Dale Zanine-USA TODAY Sports
A clear area of weakness.
Against Georgia this past Saturday, Dogs’ QB, perhaps a little surprisingly, Stetson Bennett tuned the Vols up, scoring three total TDs by going 16-27 for 238 yards, two TD and then another 10-yard touchdown scamper. He and the UGA WR’s throw game made the Vols DBs look like they were out there playing some poor two-hand touch or running some lax (as in bad and not as in lacrosse) 7-on -7 drills.
Stetson hurt the Vols initially with the TD run — I STILL can’t get a replay of the game to re-watch, but the end result was Stetson diving over the pylon for a score, much to the dismay of poor Jeremy Pruitt’s headset (keep an eye on Pruitt at the end of the play). Shame on you, Jeremy. #HeadsetLivesMatter, too.

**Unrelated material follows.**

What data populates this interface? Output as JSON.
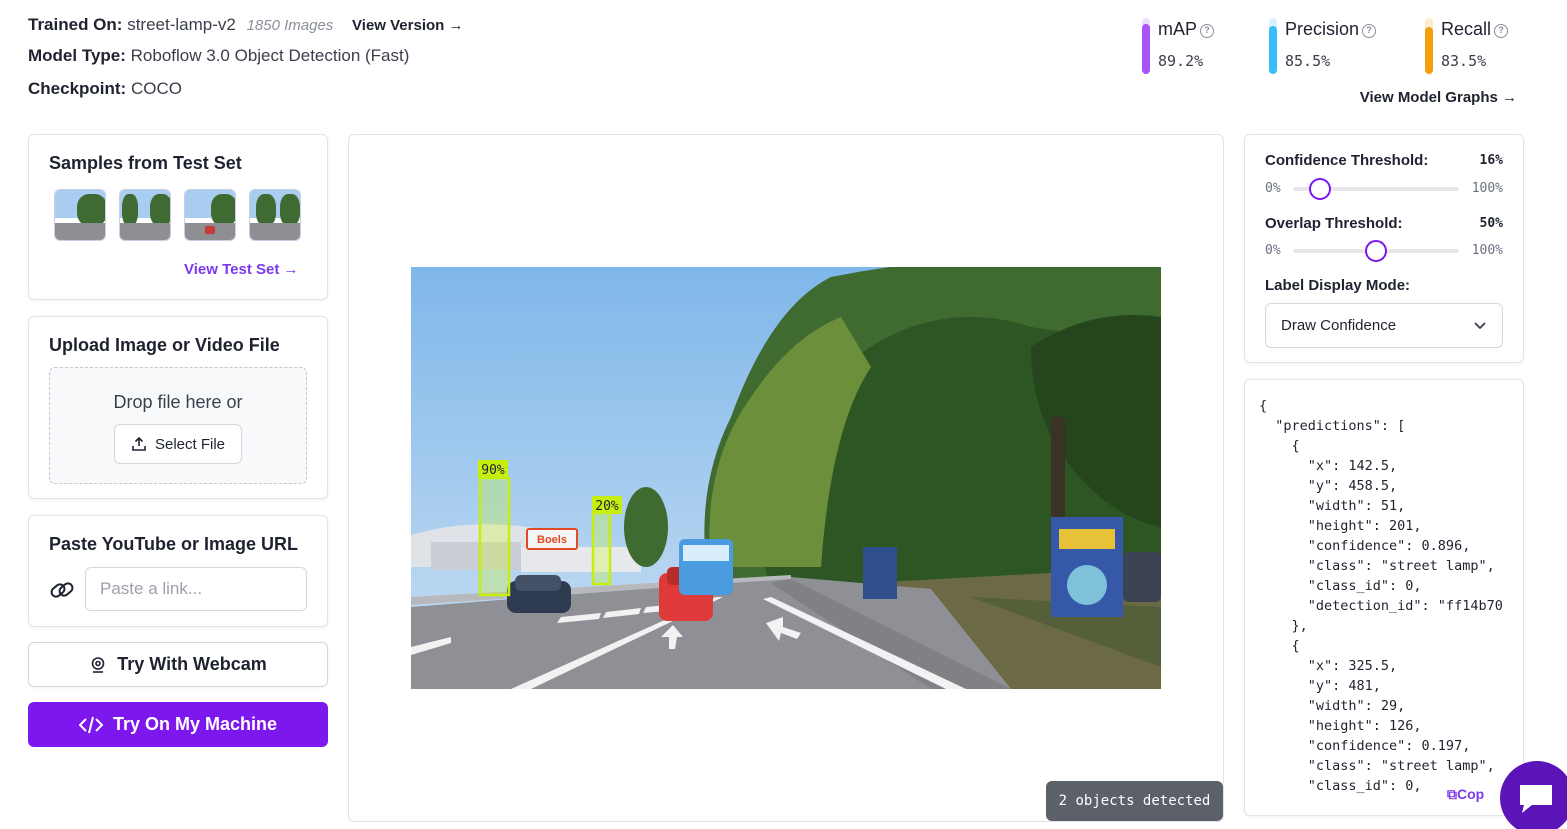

Jeremy Pruitt spiked his headset after Stetson Bennett scrambled and ran for a touchdown.
Bottom of the frame. pic.twitter.com/yg9oVHhCLn
— Dayne Young (@dayneyoung) October 11, 2020
I think Pruitt’s earpiece/mic met it’s untimely demise because the refs missed an egregious block in the back on UGA’s George “he ain’t no Carl or Boone,” Pickens. that set Pruitt and UT DB Bryce Thompson into fits of extreme irritation. (Top left of the image, where Pickens looks like he should have ABSOLUTELY asked for affirmative consent and taken Thompson for dinner before mounting him like a cowboy mounts a horse.)
This missed call and TD run aside, Stetson’s ability to take a flamethrower to everything between the numbers on near and far side field is really what cooked Tennessee’s goose.

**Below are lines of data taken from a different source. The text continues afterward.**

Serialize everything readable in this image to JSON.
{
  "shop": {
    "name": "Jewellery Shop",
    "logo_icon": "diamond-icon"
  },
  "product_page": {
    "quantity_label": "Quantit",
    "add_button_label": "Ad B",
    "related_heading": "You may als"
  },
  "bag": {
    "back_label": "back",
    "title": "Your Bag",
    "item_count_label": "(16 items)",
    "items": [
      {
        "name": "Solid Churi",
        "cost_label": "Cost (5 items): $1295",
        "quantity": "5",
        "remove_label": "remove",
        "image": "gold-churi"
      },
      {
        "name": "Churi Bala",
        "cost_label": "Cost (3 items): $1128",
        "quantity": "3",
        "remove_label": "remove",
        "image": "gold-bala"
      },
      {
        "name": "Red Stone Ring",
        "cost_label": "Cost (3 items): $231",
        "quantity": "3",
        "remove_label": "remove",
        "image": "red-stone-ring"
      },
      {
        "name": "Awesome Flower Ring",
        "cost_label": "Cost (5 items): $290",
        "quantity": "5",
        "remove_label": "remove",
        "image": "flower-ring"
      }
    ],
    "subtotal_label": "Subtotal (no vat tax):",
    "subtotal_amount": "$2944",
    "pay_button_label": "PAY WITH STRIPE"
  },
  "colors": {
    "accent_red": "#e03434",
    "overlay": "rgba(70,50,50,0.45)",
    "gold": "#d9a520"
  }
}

According to PFF, Stetson’s the 24th ranked QB in the country, and you, me and every Georgia fan knows he isn’t the 24th-best QB in the country. I haven’t seen UGA’s other games, but Georgia’s game plan to attack the Vols in the short and intermediate middle of the field, and Stetson’s execution made for disastrous results for Tennessee.
According to PFF, Stetson was:
- 3-3 for 24 yards on passes at or near the line of scrimmage
- 4-6 for 52 yards on passes from the LOS to 10 yards out
- 4-5 for 82 yards and one TD on passes that traveled in the air between 10-and-20 yards
Me being me, this is dangerous, but I’ll save you the trouble and do the math. That’s 11-14 for 158 yards and a TD. Again, his total stats for the game were 16-27 for 238 yards and two TDs. I refuse to do anymore math and give you percentages, but that’s very clearly where Stetson did the most damage. Part of the problem, though all the problems are interconnected, and the following numbers contribute to Tennessee’s pass rush not making Stetson uncomfortable, often enough, to rattle him. Stetson was 14-21 when he faced no pressure, tossing for 186 yards with two TDs and an 8.9 (!) yards-per-attempt number. Below the border, that’s known as “no bueno.”
The non-pressures make it easier to execute the game plan to attack the middle of the field, just like the offensive line’s performance didn’t help JG or the running backs.
Defensively, the responsibilities typically fall on linebackers , safeties or nickel backs, depending on the depth of the passes. Though in man coverage, the outside CBs are often chasing wideouts across the middle.
Star MLB Henry To’o To’o got a 57.2 coverage grade from PFF, while fellow MLB Jeremy Banks got a 34 grade which was the worst coverage grade by any Tennessee defensive player. Outside CB ‘Tae Taylor got the second-lowest grade at 41.3, safety Theo Jackson got a 41.5 number and star/ nickel player Shawn Shamburger graded out at 54.2.
In contrast, safeties Jaylen McCollough led the team a 88.4 coverage grade, Tre’ Flowers finished second at 76.0.
Somewhat surprisingly, LB Quavaris Crouch led all LBs with a 72 coverage grade out.
As I’ve said this is all interconnected —- what a tangled web we weave — but the Vols have to do better defending the middle of the field.